In conclusion, we have demonstrated that cinnamate and other cinnamate analogs are capable of PHM inactivation. The most likely explanation for the inactivation of PHM mediated by the cinnamates is probably the result of the reversible Michael addition of an active site nucleophile at the α,β-unsaturated carbonyl of the cinnamates. The slow accumulation of a tight and inactive PHM–2Cu(I)–cinnamate–O₂ complex could also contribute to the net inactivation of PHM. Similar chemistry may account for the inactivation of PHM by other olefins. The development of a drug possessing an α,β-unsaturated carbonyl should be evaluated as a PHM inactivator, an issue of particular concern given the importance of PHM in α-amidated peptide hormone biosynthesis. Also, these findings could prove therapeutically relevant as PHM dysfunction is correlated to a number of human diseases17–22, meaning that PHM could be a target for the development of novel olefinic-based drugs.

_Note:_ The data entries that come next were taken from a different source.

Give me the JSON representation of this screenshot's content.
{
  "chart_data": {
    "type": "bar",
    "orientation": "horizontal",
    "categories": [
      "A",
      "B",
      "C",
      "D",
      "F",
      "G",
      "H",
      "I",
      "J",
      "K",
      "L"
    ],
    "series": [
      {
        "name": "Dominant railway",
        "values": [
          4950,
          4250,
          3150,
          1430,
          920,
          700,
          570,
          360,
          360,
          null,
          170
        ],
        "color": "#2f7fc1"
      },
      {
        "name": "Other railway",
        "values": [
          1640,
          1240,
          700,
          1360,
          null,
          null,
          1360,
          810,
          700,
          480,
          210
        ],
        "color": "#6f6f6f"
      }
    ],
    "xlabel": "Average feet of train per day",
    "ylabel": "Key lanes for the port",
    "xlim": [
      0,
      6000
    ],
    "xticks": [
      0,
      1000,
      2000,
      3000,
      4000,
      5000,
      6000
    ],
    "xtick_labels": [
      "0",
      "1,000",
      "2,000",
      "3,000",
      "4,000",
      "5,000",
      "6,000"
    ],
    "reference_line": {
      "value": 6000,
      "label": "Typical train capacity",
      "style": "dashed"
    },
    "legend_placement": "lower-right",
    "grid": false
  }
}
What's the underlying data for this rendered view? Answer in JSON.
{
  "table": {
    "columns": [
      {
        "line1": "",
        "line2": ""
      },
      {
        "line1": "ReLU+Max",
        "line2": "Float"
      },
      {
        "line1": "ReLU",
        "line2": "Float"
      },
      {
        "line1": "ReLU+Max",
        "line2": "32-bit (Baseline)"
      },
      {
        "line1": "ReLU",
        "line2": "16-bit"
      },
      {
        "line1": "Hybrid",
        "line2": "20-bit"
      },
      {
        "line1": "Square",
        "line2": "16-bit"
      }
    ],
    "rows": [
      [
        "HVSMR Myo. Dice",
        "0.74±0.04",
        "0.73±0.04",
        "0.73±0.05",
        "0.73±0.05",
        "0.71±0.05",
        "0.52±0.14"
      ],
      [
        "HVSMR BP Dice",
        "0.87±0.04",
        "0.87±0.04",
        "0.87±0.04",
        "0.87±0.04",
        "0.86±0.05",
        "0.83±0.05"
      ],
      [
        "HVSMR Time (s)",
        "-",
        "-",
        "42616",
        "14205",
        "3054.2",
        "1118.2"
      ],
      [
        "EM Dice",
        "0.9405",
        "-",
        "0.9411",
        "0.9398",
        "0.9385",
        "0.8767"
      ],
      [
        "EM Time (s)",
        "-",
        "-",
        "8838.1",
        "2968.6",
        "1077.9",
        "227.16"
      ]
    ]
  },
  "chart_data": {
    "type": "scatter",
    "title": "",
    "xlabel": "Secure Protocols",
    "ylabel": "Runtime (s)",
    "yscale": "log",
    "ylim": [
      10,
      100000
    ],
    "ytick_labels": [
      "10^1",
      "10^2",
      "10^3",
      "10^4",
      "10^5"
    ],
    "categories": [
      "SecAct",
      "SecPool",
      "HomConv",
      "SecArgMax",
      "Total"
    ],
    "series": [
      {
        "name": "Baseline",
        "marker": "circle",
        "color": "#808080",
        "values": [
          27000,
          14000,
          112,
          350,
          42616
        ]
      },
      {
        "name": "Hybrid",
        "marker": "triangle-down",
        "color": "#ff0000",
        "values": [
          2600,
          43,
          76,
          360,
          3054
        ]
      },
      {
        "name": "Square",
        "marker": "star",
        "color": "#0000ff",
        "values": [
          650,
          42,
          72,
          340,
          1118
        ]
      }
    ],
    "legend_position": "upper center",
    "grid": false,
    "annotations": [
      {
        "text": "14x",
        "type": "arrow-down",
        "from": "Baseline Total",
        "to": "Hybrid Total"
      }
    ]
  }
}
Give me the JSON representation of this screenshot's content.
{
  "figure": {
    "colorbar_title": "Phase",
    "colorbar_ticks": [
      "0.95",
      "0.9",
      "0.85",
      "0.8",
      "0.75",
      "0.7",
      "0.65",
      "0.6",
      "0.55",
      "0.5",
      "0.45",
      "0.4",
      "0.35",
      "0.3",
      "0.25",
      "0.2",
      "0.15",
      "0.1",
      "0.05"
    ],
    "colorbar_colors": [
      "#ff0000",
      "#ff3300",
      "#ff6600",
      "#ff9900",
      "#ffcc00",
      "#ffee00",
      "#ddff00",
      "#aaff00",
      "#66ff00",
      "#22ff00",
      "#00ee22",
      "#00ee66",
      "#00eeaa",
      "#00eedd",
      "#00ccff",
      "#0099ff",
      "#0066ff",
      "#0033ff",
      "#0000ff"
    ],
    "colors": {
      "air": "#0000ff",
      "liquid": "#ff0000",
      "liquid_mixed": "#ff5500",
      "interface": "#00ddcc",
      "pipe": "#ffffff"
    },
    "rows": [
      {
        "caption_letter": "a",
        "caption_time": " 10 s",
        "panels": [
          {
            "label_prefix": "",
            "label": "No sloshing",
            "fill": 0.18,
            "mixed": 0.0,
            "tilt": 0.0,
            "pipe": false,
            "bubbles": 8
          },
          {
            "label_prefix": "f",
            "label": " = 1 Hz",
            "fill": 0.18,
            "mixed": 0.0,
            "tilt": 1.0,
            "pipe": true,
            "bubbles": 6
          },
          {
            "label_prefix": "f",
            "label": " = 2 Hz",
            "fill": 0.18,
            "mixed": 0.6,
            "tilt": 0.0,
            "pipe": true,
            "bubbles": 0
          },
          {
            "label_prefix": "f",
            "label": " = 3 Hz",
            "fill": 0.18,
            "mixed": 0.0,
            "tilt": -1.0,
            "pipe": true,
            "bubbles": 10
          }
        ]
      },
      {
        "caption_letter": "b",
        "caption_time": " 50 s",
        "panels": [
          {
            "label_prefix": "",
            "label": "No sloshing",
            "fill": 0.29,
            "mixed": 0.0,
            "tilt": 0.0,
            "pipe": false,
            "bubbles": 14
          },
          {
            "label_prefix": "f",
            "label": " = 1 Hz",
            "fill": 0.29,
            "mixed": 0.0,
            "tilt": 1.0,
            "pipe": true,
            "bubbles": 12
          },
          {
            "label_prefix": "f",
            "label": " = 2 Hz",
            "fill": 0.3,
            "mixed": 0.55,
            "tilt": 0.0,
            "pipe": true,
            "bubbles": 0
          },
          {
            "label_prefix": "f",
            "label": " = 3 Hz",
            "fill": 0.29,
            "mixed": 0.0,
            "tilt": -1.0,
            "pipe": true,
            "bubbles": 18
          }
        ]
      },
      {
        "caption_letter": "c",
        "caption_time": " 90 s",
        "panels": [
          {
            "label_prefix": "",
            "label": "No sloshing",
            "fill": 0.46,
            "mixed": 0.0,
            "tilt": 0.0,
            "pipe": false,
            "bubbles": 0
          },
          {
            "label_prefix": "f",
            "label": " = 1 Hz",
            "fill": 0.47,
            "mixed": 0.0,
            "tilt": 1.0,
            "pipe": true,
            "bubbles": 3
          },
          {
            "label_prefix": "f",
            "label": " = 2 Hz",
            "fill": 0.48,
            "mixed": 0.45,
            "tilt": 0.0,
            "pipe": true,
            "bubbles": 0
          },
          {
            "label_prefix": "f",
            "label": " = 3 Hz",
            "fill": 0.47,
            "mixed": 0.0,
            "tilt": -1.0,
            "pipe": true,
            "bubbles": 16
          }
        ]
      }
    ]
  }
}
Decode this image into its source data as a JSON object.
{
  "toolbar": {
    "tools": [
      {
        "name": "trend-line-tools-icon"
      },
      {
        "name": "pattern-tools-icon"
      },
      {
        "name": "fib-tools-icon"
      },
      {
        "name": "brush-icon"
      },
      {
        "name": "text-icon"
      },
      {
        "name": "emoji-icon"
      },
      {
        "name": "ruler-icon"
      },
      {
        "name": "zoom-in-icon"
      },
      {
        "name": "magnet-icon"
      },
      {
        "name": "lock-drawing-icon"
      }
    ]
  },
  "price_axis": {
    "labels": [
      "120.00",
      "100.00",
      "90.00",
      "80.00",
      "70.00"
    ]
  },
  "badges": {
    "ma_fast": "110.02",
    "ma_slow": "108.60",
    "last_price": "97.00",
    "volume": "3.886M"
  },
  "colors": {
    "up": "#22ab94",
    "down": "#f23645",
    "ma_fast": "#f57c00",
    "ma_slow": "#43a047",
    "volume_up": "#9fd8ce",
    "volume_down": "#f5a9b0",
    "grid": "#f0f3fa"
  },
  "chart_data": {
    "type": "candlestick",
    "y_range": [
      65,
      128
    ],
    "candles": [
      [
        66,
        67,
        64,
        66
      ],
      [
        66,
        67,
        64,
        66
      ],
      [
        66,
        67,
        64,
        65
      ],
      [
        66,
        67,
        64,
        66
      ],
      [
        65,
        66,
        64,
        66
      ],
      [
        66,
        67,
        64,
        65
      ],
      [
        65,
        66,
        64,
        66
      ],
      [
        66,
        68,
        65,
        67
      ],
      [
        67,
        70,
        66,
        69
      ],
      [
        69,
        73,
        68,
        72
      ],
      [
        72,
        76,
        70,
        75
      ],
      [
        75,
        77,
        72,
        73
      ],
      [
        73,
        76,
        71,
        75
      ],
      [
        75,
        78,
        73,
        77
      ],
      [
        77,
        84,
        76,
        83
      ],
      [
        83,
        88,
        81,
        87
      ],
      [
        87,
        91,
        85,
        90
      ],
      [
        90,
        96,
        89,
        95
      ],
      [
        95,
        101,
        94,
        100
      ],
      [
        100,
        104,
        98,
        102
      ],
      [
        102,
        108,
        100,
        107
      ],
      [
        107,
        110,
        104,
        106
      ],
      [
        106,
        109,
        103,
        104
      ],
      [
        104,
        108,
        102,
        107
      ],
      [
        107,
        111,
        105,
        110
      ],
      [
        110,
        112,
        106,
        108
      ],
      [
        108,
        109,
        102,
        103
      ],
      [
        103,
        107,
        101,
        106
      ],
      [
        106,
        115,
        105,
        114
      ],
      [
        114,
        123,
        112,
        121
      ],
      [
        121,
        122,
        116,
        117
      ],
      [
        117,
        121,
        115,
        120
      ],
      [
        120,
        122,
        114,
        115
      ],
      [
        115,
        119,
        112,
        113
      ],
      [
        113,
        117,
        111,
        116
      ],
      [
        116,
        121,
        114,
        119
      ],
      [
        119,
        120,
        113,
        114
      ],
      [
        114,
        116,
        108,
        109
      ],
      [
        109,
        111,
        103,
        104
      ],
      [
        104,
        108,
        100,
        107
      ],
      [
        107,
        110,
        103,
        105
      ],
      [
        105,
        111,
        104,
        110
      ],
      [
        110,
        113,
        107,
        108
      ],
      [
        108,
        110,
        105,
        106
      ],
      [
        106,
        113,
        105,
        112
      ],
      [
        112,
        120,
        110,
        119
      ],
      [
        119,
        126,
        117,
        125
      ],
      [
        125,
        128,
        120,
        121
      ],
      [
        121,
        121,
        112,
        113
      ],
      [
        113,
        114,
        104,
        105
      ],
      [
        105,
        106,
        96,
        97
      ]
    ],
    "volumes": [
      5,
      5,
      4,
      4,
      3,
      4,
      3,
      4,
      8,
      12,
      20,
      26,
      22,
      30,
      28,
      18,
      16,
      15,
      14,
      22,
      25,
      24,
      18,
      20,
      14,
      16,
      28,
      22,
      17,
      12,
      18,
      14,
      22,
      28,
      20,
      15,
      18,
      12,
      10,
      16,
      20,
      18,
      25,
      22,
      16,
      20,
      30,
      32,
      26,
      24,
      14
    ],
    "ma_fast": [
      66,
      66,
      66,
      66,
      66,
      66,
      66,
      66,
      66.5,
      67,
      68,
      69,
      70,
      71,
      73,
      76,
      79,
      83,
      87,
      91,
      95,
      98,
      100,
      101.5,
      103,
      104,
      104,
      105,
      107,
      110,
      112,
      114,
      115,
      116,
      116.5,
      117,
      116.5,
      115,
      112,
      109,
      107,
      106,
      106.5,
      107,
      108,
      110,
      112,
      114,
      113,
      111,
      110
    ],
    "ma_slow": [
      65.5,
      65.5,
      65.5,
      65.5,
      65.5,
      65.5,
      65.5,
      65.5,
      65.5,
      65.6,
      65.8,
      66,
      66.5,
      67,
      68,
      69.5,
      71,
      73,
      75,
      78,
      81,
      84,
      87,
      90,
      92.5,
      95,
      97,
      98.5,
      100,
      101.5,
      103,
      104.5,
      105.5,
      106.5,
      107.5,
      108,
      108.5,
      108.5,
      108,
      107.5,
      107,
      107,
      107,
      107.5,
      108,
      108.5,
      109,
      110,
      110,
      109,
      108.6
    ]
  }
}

Supplementary material available online

Supplementary Figures S1-S5.

Acknowledgements

The authors acknowledge fruitful discussions of this work with Dr. Randy W. Larsen and technical support from Jason Cuce.

Declaration of interest

This work was supported, in part, by grants from the National Institutes of Health (R15-GM073659 and R03-DA03432), the Gustavus and Louise Pfieffer Research Foundation, the University of South Florida – Established Researcher Grant Program, the Wendy Will Case Cancer Fund, the Eppley Foundation for Research, the Milheim Foundation for Cancer Research, the Shin Foundation for Medical Research, and the Shirley W. & William L. Griffin Foundation to D.J.M.; a predoctoral fellowship from the American Heart Association (0415259B) and a postdoctoral fellowship from the National Science Foundation CI-TraCS Program (OCI-1122919) to E.W.L.; and from the National Institutes of Health (NIH-RCMI, 2G12MD007595-04 and 1SC3GM112558-01) and Louisiana Cancer Research Consortium to N.R.M. The contents are solely the responsibility of the authors and do not necessarily represent the official views of the Louisiana Cancer Research Consortium or the National Institutes of Health.

Notes

*A reviewer noted that the no cinnamate control in Figure 3(A) exhibited loss of activity. A repeat of the experiment to eliminate the activity loss in the no cinnamate control is difficult to accomplish because PHM exhibits a loss of activity under turnover conditions, probably the result of reactive, reduced O₂-species that from during catalysis (see reference77). The inclusion of catalase in the inactivation experiments serves to decrease this problem as much as possible.

^†The inactivation and inhibition parameters were measured at one fixed concentration of O₂ and ascorbate and are, thus, reported as the k_inact,obs, K_I,obs, and (k_inact/K_I)_obs.